La commission nationale du Droit international humanitaire a organisé, en partenariat avec la commission régionale des droits de l’homme de Tanger et le comite international de la Croix roue , un séminaire de formation sur « le droit international humanitaire et les défis de sa mise en œuvre » , et ce vendredi 05 juillet 2019 à l’hôtel Solasur à partir de 09H00 .
Ce séminaire de formation, s’inscrit dans le cadre de la contribution du Conseil national des droits de l’Homme et de ses commissions régionales au programme de soutien et de développement des compétences des intervenants dans le domaine du droit international humanitaire , conformément aux dispositions de l’article 2 de la loi no 76-15, relative à la réorganisation du Conseil national des droits de l’Homme.
Cette session de formation a été encadrée par le magistrat Omar El Mekki , coordonnateur juridique régional du comité international de la Croix rouge pour l’Afrique du Nord et le Moyen Orient et le conseiller Charif Athlam , expert régional du droit international humanitaire , Mme Majida Zyani, professeure à Dar Al Hadith Al Hassania et experte en droit international humanitaire.
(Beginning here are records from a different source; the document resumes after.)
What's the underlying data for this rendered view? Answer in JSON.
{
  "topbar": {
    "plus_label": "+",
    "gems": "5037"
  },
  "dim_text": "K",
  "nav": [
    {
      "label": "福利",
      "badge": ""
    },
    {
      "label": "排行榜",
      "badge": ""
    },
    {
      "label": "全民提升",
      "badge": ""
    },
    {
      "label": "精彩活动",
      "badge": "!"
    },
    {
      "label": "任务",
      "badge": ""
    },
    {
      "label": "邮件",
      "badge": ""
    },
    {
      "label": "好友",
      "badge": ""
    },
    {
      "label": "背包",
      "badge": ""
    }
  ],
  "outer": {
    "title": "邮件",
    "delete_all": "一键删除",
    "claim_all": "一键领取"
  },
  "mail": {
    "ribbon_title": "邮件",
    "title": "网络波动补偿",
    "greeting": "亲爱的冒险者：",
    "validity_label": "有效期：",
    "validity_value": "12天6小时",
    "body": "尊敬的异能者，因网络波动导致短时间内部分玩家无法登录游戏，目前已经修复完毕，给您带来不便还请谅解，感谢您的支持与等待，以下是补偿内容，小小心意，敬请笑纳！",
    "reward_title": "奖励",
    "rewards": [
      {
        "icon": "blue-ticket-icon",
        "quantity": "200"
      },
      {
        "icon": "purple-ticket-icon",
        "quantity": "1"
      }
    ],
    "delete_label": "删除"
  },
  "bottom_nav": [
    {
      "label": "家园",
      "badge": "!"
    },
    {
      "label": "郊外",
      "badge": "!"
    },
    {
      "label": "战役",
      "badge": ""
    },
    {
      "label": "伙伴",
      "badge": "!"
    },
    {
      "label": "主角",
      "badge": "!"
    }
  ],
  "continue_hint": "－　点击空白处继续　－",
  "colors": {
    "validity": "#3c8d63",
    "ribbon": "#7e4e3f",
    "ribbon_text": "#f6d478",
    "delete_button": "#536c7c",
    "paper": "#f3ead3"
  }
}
Mme Farida Khamlichi, présidente de la commission nationale du droit international humanitaire, a souligné , dans une déclaration à l’agence Maghreb Arabe Presse, que l’organisation de ce séminaire de formation au profit d’acteurs de la société civile de Tanger, Tétouan , Chefchaouen, Ouezzane et Larache, revêt une grande importance au regard au rôle que commencent à jouer de nos jours, les organisations de la société civile , surtout au vu de la place que leur est conférée dans la Constitution de 2011.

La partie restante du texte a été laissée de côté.